Always remember how your attitude is towards certain foods. Let’s say you hate spinach. If you constantly talk about how gross spinach is or how it’s something you just need to eat to be healthy, you’re not setting the best example for your little one. When they see you not having a positive attitude towards trying new things, they won’t either. The more fun, exciting, and new you make trying a new food, the more your toddler will want to play along too! 

NOW FOR SOME INSPO…

See below for some great recipes that you can make with your little ones and also some great ways to sneak more nutrition into foods as well! 

HONEY MUSTARD HUMMUS 

Honey Mustard Hummus Recipe

This is a hit with kids and if they like honey mustard flavored things, they’ll love this hummus. It takes about 5 minutes to throw together and pair with a side of carrots, celery, or pretzels. Check out the recipe here.

APPLE DONUTS 

This is such a fun snack to make with your kids!! It’s so simple and who doesn’t love sprinkles? Simply cut your apple in thin slices, cut out the core with the tip of a spoon, top with your favorite greek yogurt, sprinkles, and devour!! 

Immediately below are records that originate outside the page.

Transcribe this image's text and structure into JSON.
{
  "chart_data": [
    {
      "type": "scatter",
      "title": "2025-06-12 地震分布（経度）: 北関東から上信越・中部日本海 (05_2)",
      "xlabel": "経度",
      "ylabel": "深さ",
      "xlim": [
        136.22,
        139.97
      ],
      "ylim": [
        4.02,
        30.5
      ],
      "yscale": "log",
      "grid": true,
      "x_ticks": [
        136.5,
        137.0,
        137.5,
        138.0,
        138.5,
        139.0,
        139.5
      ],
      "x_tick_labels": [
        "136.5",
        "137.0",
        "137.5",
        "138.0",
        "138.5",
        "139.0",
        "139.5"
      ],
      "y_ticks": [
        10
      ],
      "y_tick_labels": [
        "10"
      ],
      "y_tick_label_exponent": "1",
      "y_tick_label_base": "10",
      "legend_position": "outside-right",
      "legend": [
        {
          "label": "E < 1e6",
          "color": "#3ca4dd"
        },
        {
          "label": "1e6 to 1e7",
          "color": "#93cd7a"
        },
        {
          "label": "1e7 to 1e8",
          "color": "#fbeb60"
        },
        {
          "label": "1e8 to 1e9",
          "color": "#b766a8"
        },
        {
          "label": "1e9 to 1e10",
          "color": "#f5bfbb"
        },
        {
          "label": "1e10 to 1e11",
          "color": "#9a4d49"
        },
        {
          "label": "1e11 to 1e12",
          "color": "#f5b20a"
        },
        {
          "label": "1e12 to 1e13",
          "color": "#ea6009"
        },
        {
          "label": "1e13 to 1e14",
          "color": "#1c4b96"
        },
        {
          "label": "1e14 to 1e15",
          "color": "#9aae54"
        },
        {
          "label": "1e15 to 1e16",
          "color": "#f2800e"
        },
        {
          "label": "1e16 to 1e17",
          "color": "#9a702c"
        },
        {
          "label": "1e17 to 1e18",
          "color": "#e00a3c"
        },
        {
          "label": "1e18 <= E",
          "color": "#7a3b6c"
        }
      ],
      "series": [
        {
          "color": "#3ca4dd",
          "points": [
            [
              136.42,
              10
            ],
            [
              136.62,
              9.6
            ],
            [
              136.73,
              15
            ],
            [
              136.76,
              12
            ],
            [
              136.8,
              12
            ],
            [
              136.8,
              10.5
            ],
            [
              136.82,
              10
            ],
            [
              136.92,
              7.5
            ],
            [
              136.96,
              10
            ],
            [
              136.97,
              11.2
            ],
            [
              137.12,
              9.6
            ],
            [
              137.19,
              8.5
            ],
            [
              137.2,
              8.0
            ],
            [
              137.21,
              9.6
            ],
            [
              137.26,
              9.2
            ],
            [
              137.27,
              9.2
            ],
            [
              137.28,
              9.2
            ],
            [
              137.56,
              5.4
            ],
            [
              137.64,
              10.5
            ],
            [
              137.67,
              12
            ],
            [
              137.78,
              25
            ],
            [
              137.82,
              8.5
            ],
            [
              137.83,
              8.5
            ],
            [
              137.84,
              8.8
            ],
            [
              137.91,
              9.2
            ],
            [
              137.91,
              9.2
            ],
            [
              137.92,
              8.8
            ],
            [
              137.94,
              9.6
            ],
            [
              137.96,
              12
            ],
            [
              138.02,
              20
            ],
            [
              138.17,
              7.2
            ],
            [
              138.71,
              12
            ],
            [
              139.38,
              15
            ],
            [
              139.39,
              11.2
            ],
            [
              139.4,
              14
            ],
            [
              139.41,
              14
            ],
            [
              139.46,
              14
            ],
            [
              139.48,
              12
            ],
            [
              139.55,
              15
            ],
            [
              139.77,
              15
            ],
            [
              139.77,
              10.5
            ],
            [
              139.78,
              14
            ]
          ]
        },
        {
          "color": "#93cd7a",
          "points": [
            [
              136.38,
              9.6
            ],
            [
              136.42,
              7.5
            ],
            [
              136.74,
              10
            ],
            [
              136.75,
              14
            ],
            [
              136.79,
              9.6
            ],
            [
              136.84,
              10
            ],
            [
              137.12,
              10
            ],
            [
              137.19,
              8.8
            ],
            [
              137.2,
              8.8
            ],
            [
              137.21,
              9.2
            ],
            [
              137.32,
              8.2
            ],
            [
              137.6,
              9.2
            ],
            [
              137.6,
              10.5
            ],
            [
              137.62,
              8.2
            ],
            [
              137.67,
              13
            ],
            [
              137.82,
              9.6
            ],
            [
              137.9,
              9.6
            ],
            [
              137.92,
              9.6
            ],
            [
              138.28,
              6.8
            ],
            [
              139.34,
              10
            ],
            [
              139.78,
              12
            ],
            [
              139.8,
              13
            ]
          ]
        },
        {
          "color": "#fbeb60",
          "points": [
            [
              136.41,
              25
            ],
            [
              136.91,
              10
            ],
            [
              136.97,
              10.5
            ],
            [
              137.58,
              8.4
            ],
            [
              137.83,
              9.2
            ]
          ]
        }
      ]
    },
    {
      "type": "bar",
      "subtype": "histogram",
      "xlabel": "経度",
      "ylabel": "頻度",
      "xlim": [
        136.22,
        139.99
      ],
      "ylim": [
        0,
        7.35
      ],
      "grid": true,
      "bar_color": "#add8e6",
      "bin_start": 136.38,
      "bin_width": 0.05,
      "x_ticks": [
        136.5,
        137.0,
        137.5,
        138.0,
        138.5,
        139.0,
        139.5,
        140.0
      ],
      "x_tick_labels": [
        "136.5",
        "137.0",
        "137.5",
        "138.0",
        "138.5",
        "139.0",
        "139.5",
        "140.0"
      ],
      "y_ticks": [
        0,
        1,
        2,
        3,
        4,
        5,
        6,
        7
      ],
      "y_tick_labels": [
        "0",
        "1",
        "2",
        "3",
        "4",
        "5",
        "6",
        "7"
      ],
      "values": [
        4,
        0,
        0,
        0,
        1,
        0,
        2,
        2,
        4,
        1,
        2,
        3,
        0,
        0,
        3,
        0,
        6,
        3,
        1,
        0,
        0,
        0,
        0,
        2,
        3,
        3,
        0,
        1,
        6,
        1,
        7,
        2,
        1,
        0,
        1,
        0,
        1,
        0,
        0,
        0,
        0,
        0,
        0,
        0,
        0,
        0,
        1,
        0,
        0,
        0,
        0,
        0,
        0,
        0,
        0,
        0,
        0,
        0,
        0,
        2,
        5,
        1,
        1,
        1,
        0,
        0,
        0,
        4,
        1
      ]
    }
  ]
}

BANANA CHOCOLATE CHIP “NICE” CREAM 

Who doesn’t love ice cream? Frozen bananas whipped into a puree go a long way for a healthier sweet treat. Simply add chocolate chips, cinnamon, almond milk, and you can even try to add different extracts to change up the flavor. Get your kids to pick out the toppings and switch it up every time. Check out a great recipe here.

ICE POPS

Just like ice cream, popsicles are a great frozen treat in the summer. Skip out on all the high fructose corn syrup and get the kids to make their own! Another strategy to get them to try their own creations. The possibilities are endless, but check out a great recipe here and the ice pop molds on my favorite things list under “Kid Stuff” from amazon here

PALEO PANCAKES 

These pancakes are SO good and so versatile. Ingredients are simple and you can add things like frozen berries, chocolate chips, fruited greek yogurt, you name it!

  • 1 banana
  • 1 egg
  • ¼ tsp salt
  • 1 tsp cinnamon

Mix all ingredients together until well combined. Spray and heat pan over medium heat and pour mixture into pan. Flip when edges are firm and flip until golden brown. Top with your favorite toppings and enjoy!